Zafon writes books for people who love books. Okay, maybe not for us, but they definitely appeal to us. Like Shadow of the Wind, The Angel’s Game features The Cemetery of Forgotten Books and Sempere and Sons Bookshop. Yay! I’m sure I’m not alone in saying I fell in love with The Cemetery in Shadow. Who wouldn’t want to visit a place that is the repository of forgotten books? Yes, it’s deliciously creepy…but think of all those lonely books needing a good home. *sigh*
Anyways. While this book does feature a few familiar places, and is technically a prequel to Shadow, you do not have to read Shadow first. They are both very capable of standing alone. And bonus, they have the same translator, who does such an amazing job it’s hard to believe it’s a translation. Both books are beautifully written, and incredibly readable.

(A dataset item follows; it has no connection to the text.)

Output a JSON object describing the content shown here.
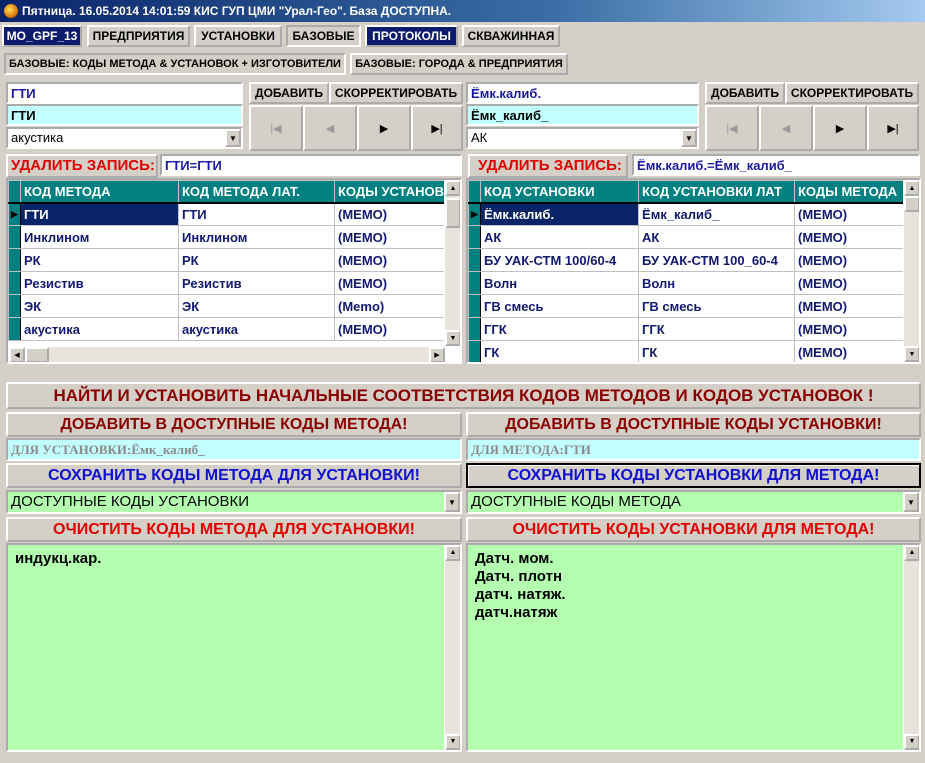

There are a few small quibbles I have about a few murky happenings and characters, but I’m willing to forgive. Because this book was so much fun to read. And yes, it got a bit slow for awhile, but all was forgiven when I got to page 441 and had a holy crap! moment. Followed shortly thereafter by a few more holy crap moments! And then the end! OMG, the end!!!
And now I’m pouting because it’s read and I have no more Zafon.